An Unsupervised Machine Learning Approach to Identify Spectral Energy Distribution Outliers: Application to the S-PLUS DR4 Data

Identification of specific stellar populations using photometry for spectroscopic follow-up is a first step to confirm and better understand their nature. In this context, we present an unsupervised machine learning approach to identify candidates for spectroscopic follow-up using data from the Southern Photometric Local Universe Survey (S-PLUS). First, using an anomaly detection technique based on an autoencoder model, we select a large sample of objects (∼19,000) whose Spectral Energy Distribution is not well reconstructed by the model after training it on a well-behaved star sample. Then, we apply the t-distributed Stochastic Neighbor Embedding (t-SNE) algorithm to the 66 color measurements from S-PLUS, complemented by information from the SIMBAD database, to identify stellar populations. Our analysis reveals 69 carbon-rich star candidates that, based on their spatial and kinematic characteristics, may belong to the CH or carbon-enhanced metal-poor categories.
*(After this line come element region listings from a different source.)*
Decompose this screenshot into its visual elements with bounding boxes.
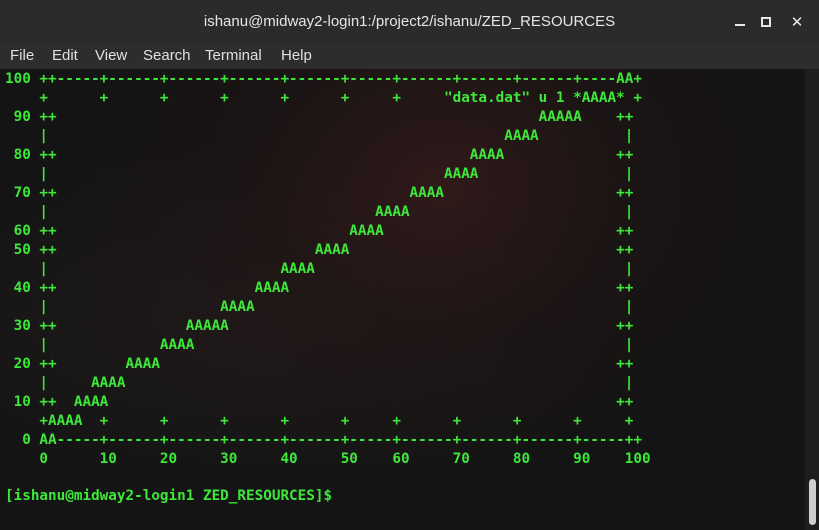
menu-help[interactable]: Help [281,47,312,64]
terminal-line: | AAAA | [5,166,634,182]
terminal-line: | AAAA | [5,261,634,277]
title-bar[interactable]: ishanu@midway2-login1:/project2/ishanu/Z… [0,0,819,45]
terminal-line: 20 ++ AAAA ++ [5,356,634,372]
scrollbar[interactable] [805,69,819,530]
terminal-line: 80 ++ AAAA ++ [5,147,634,163]
window-title: ishanu@midway2-login1:/project2/ishanu/Z… [203,13,616,30]
terminal-line: 40 ++ AAAA ++ [5,280,634,296]
maximize-button[interactable] [756,12,776,32]
terminal-line: 100 ++-----+------+------+------+------+… [5,71,642,87]
terminal-output[interactable]: 100 ++-----+------+------+------+------+… [0,69,805,530]
menu-terminal[interactable]: Terminal [205,47,262,64]
minimize-button[interactable] [730,12,750,32]
terminal-line: | AAAA | [5,204,634,220]
terminal-line: 0 10 20 30 40 50 60 70 80 90 100 [5,451,651,467]
terminal-line: 0 AA-----+------+------+------+------+--… [5,432,642,448]
maximize-icon [761,17,771,27]
terminal-line: | AAAA | [5,299,634,315]
ascii-plot-output: 100 ++-----+------+------+------+------+… [5,70,651,469]
terminal-line: 70 ++ AAAA ++ [5,185,634,201]
scrollbar-thumb[interactable] [809,479,816,525]
menu-view[interactable]: View [95,47,127,64]
terminal-line: | AAAA | [5,337,634,353]
menu-edit[interactable]: Edit [52,47,78,64]
menu-bar: File Edit View Search Terminal Help [0,44,819,69]
terminal-line: 50 ++ AAAA ++ [5,242,634,258]
terminal-line: 90 ++ AAAAA ++ [5,109,634,125]
minimize-icon [735,24,745,26]
close-icon: ✕ [790,13,804,31]
terminal-line: 30 ++ AAAAA ++ [5,318,634,334]
menu-search[interactable]: Search [143,47,191,64]
terminal-line: + + + + + + + "data.dat" u 1 *AAAA* + [5,90,642,106]
terminal-line: 60 ++ AAAA ++ [5,223,634,239]
terminal-line: 10 ++ AAAA ++ [5,394,634,410]
close-button[interactable]: ✕ [787,12,807,32]
terminal-line: | AAAA | [5,375,634,391]
menu-file[interactable]: File [10,47,34,64]
terminal-window: ishanu@midway2-login1:/project2/ishanu/Z… [0,0,819,530]
terminal-line: +AAAA + + + + + + + + + + [5,413,634,429]
terminal-line: | AAAA | [5,128,634,144]
shell-prompt[interactable]: [ishanu@midway2-login1 ZED_RESOURCES]$ [5,487,341,506]
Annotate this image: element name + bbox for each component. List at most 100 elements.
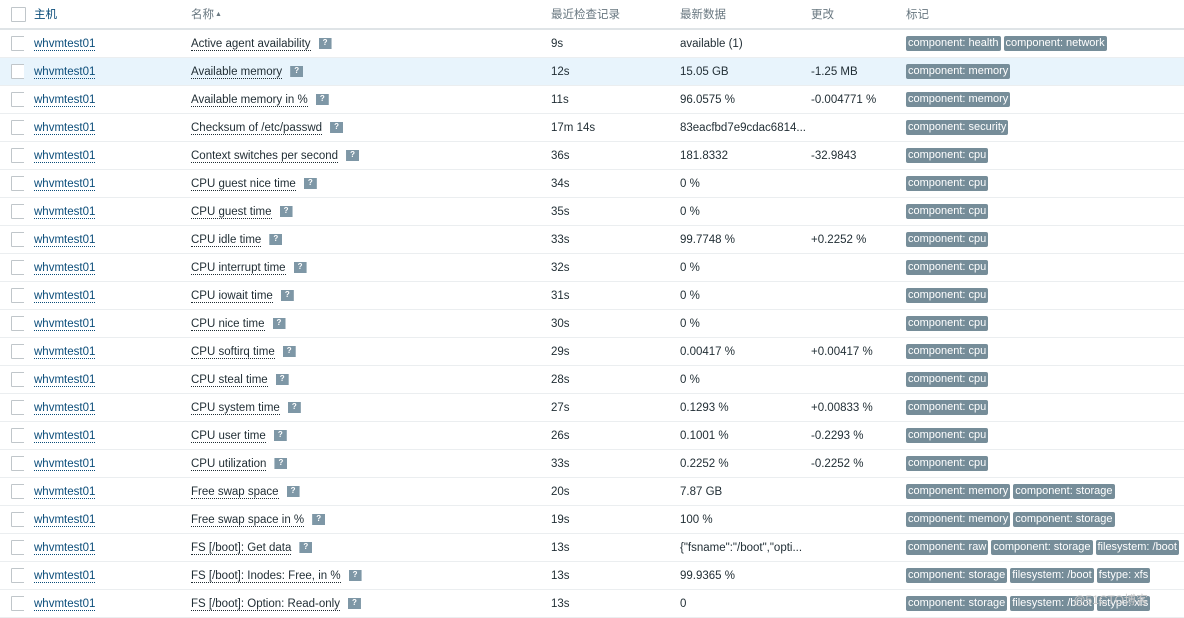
- header-name[interactable]: 名称: [191, 9, 214, 21]
- item-name-link[interactable]: FS [/boot]: Option: Read-only: [191, 598, 340, 611]
- help-hint-icon[interactable]: ?: [346, 150, 359, 161]
- tag-badge[interactable]: component: network: [1004, 36, 1107, 51]
- tag-badge[interactable]: component: storage: [906, 568, 1007, 583]
- host-link[interactable]: whvmtest01: [34, 38, 95, 51]
- item-name-link[interactable]: Free swap space: [191, 486, 279, 499]
- tag-badge[interactable]: component: memory: [906, 92, 1010, 107]
- item-name-link[interactable]: CPU softirq time: [191, 346, 275, 359]
- host-link[interactable]: whvmtest01: [34, 542, 95, 555]
- host-link[interactable]: whvmtest01: [34, 206, 95, 219]
- item-name-link[interactable]: FS [/boot]: Inodes: Free, in %: [191, 570, 341, 583]
- item-name-link[interactable]: Checksum of /etc/passwd: [191, 122, 322, 135]
- tag-badge[interactable]: fstype: xfs: [1097, 568, 1151, 583]
- tag-badge[interactable]: component: cpu: [906, 232, 988, 247]
- row-checkbox[interactable]: [11, 540, 24, 555]
- row-checkbox[interactable]: [11, 260, 24, 275]
- row-checkbox[interactable]: [11, 288, 24, 303]
- host-link[interactable]: whvmtest01: [34, 122, 95, 135]
- row-checkbox[interactable]: [11, 92, 24, 107]
- row-checkbox[interactable]: [11, 428, 24, 443]
- tag-badge[interactable]: component: cpu: [906, 428, 988, 443]
- tag-badge[interactable]: component: cpu: [906, 344, 988, 359]
- row-checkbox[interactable]: [11, 316, 24, 331]
- item-name-link[interactable]: FS [/boot]: Get data: [191, 542, 291, 555]
- help-hint-icon[interactable]: ?: [276, 374, 289, 385]
- host-link[interactable]: whvmtest01: [34, 290, 95, 303]
- row-checkbox[interactable]: [11, 596, 24, 611]
- tag-badge[interactable]: component: cpu: [906, 260, 988, 275]
- help-hint-icon[interactable]: ?: [274, 458, 287, 469]
- help-hint-icon[interactable]: ?: [299, 542, 312, 553]
- tag-badge[interactable]: component: cpu: [906, 456, 988, 471]
- help-hint-icon[interactable]: ?: [287, 486, 300, 497]
- help-hint-icon[interactable]: ?: [316, 94, 329, 105]
- row-checkbox[interactable]: [11, 484, 24, 499]
- host-link[interactable]: whvmtest01: [34, 486, 95, 499]
- tag-badge[interactable]: component: memory: [906, 64, 1010, 79]
- row-checkbox[interactable]: [11, 372, 24, 387]
- tag-badge[interactable]: component: security: [906, 120, 1008, 135]
- tag-badge[interactable]: component: storage: [1013, 484, 1114, 499]
- help-hint-icon[interactable]: ?: [283, 346, 296, 357]
- host-link[interactable]: whvmtest01: [34, 178, 95, 191]
- row-checkbox[interactable]: [11, 64, 24, 79]
- item-name-link[interactable]: CPU iowait time: [191, 290, 273, 303]
- row-checkbox[interactable]: [11, 120, 24, 135]
- item-name-link[interactable]: CPU nice time: [191, 318, 265, 331]
- host-link[interactable]: whvmtest01: [34, 346, 95, 359]
- host-link[interactable]: whvmtest01: [34, 514, 95, 527]
- item-name-link[interactable]: CPU system time: [191, 402, 280, 415]
- help-hint-icon[interactable]: ?: [280, 206, 293, 217]
- tag-badge[interactable]: filesystem: /boot: [1096, 540, 1179, 555]
- item-name-link[interactable]: CPU utilization: [191, 458, 266, 471]
- host-link[interactable]: whvmtest01: [34, 318, 95, 331]
- row-checkbox[interactable]: [11, 232, 24, 247]
- row-checkbox[interactable]: [11, 176, 24, 191]
- host-link[interactable]: whvmtest01: [34, 66, 95, 79]
- row-checkbox[interactable]: [11, 148, 24, 163]
- tag-badge[interactable]: component: storage: [991, 540, 1092, 555]
- help-hint-icon[interactable]: ?: [288, 402, 301, 413]
- help-hint-icon[interactable]: ?: [281, 290, 294, 301]
- help-hint-icon[interactable]: ?: [330, 122, 343, 133]
- select-all-cell[interactable]: [0, 0, 24, 29]
- tag-badge[interactable]: component: cpu: [906, 316, 988, 331]
- item-name-link[interactable]: CPU steal time: [191, 374, 268, 387]
- item-name-link[interactable]: Active agent availability: [191, 38, 311, 51]
- row-checkbox[interactable]: [11, 344, 24, 359]
- host-link[interactable]: whvmtest01: [34, 374, 95, 387]
- header-host[interactable]: 主机: [34, 9, 57, 21]
- row-checkbox[interactable]: [11, 568, 24, 583]
- tag-badge[interactable]: component: cpu: [906, 148, 988, 163]
- item-name-link[interactable]: CPU guest time: [191, 206, 272, 219]
- help-hint-icon[interactable]: ?: [348, 598, 361, 609]
- host-link[interactable]: whvmtest01: [34, 262, 95, 275]
- tag-badge[interactable]: component: memory: [906, 512, 1010, 527]
- item-name-link[interactable]: Available memory: [191, 66, 282, 79]
- host-link[interactable]: whvmtest01: [34, 430, 95, 443]
- item-name-link[interactable]: CPU user time: [191, 430, 266, 443]
- row-checkbox[interactable]: [11, 36, 24, 51]
- item-name-link[interactable]: CPU guest nice time: [191, 178, 296, 191]
- tag-badge[interactable]: component: cpu: [906, 288, 988, 303]
- tag-badge[interactable]: component: memory: [906, 484, 1010, 499]
- item-name-link[interactable]: Available memory in %: [191, 94, 308, 107]
- host-link[interactable]: whvmtest01: [34, 150, 95, 163]
- host-link[interactable]: whvmtest01: [34, 458, 95, 471]
- tag-badge[interactable]: component: cpu: [906, 372, 988, 387]
- host-link[interactable]: whvmtest01: [34, 598, 95, 611]
- host-link[interactable]: whvmtest01: [34, 234, 95, 247]
- help-hint-icon[interactable]: ?: [319, 38, 332, 49]
- tag-badge[interactable]: component: cpu: [906, 176, 988, 191]
- row-checkbox[interactable]: [11, 204, 24, 219]
- host-link[interactable]: whvmtest01: [34, 94, 95, 107]
- help-hint-icon[interactable]: ?: [349, 570, 362, 581]
- help-hint-icon[interactable]: ?: [290, 66, 303, 77]
- tag-badge[interactable]: component: raw: [906, 540, 988, 555]
- item-name-link[interactable]: Context switches per second: [191, 150, 338, 163]
- host-link[interactable]: whvmtest01: [34, 402, 95, 415]
- tag-badge[interactable]: component: cpu: [906, 400, 988, 415]
- select-all-checkbox[interactable]: [11, 7, 26, 22]
- tag-badge[interactable]: filesystem: /boot: [1010, 568, 1093, 583]
- row-checkbox[interactable]: [11, 400, 24, 415]
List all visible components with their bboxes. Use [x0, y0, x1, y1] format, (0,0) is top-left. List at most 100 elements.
Among these chemically peculiar candidates, we identify four as likely carbon dwarf stars. We show that it is feasible to identify three primary white-dwarf (WD) populations: WDs with hydrogen-dominated atmospheres, WDs with neutral helium-dominated atmospheres, and the WDs main sequence binaries (WD + MS). Furthermore, by using eROSITA X-ray data, we also highlight the identification of candidates for very active low-mass stars. Finally, we identified a large number of binary systems using the autoencoder model, but did not observe a clear association between the overdensities in the t-SNE map and their orbital properties.